Mr Sachs told The Telegraph that he stands by his earlier statements. He said he personally “oversaw this part of the work” on how SARS-CoV-2 originated.

He broke up the first task force in the summer of 2021 as worries grew that the group was biased in favour of the idea that the virus had come from the natural world.

While the task force never regrouped, Mr Sachs told The Telegraph that commissioners had “consulted widely and met with a number of scientists”.

“Everybody has signed off on the final text. The question of a possible laboratory release mostly involves the question of US-China joint work that was underway on Sars-like viruses,” he told the paper.
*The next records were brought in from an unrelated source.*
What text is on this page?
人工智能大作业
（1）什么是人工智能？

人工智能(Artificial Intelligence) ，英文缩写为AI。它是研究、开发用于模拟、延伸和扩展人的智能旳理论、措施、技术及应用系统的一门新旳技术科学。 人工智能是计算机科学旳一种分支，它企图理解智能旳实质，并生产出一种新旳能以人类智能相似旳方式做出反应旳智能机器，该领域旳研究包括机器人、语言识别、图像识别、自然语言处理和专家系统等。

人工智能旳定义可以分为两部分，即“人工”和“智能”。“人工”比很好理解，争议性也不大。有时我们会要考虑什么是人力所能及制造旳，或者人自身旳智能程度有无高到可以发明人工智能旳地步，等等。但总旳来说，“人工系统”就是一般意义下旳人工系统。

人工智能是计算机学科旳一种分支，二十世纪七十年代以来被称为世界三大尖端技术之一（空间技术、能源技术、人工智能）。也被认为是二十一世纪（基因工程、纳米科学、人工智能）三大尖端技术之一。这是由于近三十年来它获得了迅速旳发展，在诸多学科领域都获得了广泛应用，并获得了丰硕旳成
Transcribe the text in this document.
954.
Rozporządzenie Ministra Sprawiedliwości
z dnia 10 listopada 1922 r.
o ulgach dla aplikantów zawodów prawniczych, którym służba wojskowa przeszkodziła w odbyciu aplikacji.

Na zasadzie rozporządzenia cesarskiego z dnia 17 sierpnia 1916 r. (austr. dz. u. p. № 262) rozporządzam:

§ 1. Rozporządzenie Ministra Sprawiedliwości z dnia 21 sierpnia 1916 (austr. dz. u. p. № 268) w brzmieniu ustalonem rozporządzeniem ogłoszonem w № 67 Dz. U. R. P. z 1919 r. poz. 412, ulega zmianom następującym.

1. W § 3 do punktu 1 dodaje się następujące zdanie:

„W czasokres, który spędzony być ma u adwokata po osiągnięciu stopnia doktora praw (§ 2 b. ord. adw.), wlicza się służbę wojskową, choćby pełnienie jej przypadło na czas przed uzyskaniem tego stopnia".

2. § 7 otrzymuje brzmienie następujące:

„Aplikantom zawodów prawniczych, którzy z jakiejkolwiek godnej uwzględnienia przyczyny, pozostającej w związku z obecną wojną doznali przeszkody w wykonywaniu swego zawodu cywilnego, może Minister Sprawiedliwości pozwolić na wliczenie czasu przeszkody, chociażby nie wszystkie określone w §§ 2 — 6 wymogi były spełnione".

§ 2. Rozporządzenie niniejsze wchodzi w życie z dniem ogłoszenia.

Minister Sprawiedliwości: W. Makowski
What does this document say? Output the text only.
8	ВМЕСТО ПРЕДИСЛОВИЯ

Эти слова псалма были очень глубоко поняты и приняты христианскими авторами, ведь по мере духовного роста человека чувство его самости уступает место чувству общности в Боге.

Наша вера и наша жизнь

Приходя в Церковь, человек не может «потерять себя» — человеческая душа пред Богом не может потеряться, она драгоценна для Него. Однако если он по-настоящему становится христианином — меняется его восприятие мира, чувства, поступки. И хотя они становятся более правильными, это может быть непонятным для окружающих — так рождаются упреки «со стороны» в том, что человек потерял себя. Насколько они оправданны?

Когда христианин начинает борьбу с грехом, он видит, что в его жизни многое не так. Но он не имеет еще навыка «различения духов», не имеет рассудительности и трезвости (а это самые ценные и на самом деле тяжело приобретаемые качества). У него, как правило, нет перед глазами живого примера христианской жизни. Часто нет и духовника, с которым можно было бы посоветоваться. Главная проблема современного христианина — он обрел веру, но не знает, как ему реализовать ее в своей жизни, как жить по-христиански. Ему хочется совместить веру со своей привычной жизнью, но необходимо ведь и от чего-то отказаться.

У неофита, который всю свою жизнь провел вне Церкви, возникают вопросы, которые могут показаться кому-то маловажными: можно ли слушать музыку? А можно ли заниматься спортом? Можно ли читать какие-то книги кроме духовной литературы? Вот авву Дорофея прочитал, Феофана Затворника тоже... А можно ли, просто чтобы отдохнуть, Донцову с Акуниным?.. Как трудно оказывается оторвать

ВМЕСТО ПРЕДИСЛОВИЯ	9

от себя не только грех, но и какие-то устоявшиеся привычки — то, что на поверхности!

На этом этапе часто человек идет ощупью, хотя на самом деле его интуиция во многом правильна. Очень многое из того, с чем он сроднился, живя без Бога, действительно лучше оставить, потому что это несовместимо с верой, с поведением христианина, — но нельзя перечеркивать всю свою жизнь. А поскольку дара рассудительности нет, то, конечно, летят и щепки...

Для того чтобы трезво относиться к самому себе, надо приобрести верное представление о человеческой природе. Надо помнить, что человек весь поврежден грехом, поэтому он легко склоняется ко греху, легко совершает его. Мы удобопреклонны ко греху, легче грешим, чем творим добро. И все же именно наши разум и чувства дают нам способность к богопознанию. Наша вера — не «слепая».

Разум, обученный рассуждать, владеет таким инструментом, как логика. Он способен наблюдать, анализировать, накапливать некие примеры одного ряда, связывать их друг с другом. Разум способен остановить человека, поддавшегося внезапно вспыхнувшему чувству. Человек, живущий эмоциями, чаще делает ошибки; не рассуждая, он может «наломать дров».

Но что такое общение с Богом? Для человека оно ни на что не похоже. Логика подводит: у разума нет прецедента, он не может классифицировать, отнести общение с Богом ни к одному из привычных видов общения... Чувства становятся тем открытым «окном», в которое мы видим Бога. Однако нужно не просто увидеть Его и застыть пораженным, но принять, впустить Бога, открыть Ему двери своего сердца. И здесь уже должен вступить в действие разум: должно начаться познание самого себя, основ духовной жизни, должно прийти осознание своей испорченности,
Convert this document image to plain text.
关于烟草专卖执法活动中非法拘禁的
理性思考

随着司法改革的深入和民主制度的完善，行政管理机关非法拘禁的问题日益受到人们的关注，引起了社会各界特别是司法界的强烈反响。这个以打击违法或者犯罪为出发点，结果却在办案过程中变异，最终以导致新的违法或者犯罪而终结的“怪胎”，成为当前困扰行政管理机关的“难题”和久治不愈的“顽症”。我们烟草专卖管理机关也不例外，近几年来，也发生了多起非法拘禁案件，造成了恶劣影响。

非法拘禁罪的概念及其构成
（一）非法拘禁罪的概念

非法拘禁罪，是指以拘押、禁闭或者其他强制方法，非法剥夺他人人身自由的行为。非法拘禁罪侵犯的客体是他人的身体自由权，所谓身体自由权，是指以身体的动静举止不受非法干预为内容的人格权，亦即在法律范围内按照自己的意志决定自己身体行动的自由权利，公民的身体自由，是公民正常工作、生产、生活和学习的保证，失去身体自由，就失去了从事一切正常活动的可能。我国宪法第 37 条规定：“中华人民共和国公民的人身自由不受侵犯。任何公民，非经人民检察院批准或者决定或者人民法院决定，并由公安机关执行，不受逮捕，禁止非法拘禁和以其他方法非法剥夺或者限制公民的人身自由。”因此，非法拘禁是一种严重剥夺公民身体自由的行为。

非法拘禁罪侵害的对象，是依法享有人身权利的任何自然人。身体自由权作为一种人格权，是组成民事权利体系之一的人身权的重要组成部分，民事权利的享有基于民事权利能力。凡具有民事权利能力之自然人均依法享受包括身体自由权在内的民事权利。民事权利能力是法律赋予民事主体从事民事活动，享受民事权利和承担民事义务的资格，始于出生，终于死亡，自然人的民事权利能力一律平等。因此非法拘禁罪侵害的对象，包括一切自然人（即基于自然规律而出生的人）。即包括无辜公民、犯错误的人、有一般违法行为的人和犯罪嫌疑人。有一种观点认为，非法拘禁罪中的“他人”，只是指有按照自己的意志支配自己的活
Lancet Commission member and the dean of the National School of Tropical Medicine at Baylor College in Texas, Professor Peter Hotez, told the paper that the views shared had been “diverse” and that he had “pushed hard on removing” the idea that US labs could be a site of origin because he said it was “a distraction”.

When Mr Sachs appeared on the Kennedy podcast, Dr Hotez said he had been “speechless”.

The Lancet COVID-19 Commission includes 11 Task Forces in areas ranging from vaccine development to humanitarian relief strategies, safe workplaces, and global economic recovery,” the journal toldThe Daily Beast. “Throughout the Commission’s two years of work, The Lancet, in collaboration with Commission Chair Professor Jeffrey Sachs, regularly evaluated the work of each Task Force as scientific evidence about COVID-19 evolved to ensure that the final peer-reviewed report will provide valuable new insights to support a coordinated, global response to COVID-19 as well as to prevent future pandemics and contain future disease outbreaks.”